Elle ne se plaint ni de n’avoir pu manger le pain moisi et grouillant de vermine qu’on lui a donné pour toute nourriture. ni de la souffrance de ses membres presque immobilisés dans la plus pénible attitude et que crispent des crampes. Quant à la mort, elle appelle d’une voix amoureuse cette libératrice. Mais elle dit au vieux druide son horreur devant ce qui précédera la mort. Elle maudit l’infâme loi qui exige qu’avant de la tuer le bourreau la fasse femme.

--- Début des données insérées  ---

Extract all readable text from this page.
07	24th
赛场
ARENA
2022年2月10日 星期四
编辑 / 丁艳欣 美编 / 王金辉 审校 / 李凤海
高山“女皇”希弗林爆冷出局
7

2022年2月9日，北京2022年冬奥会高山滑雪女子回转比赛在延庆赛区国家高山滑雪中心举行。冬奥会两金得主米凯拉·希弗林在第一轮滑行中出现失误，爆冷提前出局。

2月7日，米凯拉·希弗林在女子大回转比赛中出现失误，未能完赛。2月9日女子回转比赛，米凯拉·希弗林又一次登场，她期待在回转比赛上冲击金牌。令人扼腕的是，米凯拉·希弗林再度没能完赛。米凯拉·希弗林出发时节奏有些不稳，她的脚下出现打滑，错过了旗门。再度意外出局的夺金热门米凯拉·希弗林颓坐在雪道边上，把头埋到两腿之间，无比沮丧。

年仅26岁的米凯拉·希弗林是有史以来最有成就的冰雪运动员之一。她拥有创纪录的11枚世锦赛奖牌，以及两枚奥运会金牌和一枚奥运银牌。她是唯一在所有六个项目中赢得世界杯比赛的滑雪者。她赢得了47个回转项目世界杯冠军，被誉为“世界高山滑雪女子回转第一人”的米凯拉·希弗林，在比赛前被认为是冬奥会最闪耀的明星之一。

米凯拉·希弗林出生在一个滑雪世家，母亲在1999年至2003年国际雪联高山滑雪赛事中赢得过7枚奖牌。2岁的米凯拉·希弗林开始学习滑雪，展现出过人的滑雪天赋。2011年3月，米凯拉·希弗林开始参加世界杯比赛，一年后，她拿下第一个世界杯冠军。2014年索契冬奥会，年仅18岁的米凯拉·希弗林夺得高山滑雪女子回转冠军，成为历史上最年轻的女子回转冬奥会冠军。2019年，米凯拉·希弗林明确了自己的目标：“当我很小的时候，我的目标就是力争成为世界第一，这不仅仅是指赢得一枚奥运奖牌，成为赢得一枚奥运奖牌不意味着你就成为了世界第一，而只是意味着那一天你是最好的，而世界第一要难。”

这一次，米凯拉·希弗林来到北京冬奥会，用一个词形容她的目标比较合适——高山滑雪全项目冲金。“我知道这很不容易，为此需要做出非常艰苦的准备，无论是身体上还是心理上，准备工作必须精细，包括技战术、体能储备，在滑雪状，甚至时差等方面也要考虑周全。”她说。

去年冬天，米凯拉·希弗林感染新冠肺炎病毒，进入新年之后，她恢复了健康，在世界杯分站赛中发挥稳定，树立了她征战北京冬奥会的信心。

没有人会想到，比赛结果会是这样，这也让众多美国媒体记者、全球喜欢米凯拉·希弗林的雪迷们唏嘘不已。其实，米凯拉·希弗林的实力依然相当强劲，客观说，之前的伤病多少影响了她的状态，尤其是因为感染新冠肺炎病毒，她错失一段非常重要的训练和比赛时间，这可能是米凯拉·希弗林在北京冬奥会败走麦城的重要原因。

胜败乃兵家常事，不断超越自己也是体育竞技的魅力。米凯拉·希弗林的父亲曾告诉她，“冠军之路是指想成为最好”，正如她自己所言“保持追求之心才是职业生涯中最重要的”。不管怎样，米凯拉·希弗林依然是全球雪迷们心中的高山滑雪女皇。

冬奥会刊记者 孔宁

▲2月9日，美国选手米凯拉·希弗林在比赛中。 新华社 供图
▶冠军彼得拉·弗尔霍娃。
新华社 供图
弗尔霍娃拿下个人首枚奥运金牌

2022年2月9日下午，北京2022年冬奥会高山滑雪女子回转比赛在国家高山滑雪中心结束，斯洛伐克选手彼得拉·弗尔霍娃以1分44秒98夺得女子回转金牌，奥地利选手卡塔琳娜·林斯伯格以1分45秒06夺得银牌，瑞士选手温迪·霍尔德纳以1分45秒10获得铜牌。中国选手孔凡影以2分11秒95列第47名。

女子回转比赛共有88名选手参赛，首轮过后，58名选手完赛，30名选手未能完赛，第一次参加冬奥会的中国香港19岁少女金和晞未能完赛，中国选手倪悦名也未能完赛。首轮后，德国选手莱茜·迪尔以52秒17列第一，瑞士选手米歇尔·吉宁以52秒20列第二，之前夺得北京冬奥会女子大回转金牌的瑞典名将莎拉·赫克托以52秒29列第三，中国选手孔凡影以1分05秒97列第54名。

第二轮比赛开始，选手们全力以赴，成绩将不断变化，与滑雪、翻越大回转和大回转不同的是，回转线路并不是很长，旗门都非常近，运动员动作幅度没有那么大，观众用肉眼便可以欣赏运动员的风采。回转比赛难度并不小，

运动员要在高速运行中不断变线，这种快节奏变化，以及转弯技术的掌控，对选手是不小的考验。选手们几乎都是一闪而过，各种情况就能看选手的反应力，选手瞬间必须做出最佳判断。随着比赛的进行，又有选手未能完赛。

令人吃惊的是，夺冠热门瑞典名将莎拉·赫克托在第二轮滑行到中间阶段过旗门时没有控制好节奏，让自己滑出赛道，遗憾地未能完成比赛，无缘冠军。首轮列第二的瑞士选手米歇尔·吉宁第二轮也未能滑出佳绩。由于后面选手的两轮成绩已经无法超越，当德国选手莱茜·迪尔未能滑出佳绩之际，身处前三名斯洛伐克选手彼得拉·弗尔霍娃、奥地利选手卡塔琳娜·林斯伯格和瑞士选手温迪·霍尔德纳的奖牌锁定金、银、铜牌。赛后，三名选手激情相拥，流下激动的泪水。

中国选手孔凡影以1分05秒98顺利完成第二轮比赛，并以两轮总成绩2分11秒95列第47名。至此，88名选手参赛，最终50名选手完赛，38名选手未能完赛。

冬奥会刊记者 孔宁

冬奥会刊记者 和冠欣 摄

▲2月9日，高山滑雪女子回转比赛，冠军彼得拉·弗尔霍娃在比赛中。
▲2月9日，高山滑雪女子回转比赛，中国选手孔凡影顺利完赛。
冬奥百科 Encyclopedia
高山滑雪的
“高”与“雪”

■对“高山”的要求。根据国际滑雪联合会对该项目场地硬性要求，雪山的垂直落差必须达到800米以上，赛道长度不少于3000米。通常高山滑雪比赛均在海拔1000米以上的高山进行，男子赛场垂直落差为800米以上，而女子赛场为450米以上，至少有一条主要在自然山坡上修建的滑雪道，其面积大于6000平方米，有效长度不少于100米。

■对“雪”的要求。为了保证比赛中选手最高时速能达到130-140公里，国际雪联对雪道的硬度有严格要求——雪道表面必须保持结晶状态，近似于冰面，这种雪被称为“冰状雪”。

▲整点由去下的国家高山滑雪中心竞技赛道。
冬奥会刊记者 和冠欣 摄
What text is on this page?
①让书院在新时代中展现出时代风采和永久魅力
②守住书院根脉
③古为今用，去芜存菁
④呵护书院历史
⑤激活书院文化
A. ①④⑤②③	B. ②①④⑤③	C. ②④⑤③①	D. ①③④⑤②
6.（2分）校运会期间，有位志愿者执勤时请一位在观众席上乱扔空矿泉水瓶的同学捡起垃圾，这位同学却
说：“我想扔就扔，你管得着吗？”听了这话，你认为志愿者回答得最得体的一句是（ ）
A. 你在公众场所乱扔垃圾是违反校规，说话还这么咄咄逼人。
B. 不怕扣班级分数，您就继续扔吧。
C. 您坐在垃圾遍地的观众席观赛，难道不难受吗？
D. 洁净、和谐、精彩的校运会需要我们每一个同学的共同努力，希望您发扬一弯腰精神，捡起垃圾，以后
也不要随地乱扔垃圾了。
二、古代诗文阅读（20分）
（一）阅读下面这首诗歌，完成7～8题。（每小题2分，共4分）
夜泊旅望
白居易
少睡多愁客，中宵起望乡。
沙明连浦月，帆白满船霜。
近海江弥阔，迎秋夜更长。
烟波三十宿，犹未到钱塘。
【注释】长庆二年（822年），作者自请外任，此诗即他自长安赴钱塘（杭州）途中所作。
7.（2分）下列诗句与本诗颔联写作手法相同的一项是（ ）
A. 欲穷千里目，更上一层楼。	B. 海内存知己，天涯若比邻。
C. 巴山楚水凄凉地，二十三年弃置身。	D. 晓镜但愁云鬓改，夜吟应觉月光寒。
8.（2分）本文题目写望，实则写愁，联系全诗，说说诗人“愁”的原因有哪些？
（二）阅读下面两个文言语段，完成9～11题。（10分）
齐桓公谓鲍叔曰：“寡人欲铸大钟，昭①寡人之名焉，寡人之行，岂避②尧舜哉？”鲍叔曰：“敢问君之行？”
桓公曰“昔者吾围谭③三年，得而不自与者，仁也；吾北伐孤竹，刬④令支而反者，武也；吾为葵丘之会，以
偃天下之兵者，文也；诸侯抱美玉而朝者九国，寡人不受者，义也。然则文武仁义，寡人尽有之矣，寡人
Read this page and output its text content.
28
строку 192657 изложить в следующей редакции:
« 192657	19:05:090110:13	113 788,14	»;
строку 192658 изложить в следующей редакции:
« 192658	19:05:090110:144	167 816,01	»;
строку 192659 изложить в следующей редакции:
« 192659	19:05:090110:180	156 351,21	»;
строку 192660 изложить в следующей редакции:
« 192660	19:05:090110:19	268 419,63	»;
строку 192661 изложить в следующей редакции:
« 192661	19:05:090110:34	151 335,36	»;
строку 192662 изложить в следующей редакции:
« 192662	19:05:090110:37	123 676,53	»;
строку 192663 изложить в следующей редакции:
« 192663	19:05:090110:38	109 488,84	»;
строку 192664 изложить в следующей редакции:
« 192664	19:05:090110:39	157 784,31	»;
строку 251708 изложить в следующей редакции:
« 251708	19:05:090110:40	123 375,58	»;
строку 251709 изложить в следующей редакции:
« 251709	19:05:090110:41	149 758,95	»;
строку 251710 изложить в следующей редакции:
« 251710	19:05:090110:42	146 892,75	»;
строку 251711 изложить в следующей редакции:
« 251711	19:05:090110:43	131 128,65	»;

Déjà, pendant la révolte, le vieux Cyfarwyd a plus d’une fois irrité l’ardente jeune fille par ses conseils prudents et le calme imperturbable de ses observations. Maintenant elle serre poings et mâchoires à l’entendre parler avec tant de froide raison :
— Soyons justes même envers nos ennemis. La justice est le seul équilibre qui nous empêche de tomber. La justice est à l’homme ce que sont les racines au chêne et au pommier. La loi romaine est devenue atroce, mais elle fut noble et bonne. Elle éclaire le proverbe profond de ces gens-là : Corruptio optimi pessima. Oui, avec la corruption des meilleures choses on fait les pires abominations. Mais la loi était excellente qui écartait respectueusement des vierges le bourreau et la mort.
Gwennla a un mouvement d’indignation qui, sans les chaînes, la dresserait très grande. Ce brusque sursaut déchire sou cou, enfonce le carcan dans les épaules ensanglantées. La douleur physique, même dans la surprise, n’arrache pas un cri à l’héroïque jeune fille. Mais ne rend-elle pas criarde la souffrance de son cœur et de son esprit ?…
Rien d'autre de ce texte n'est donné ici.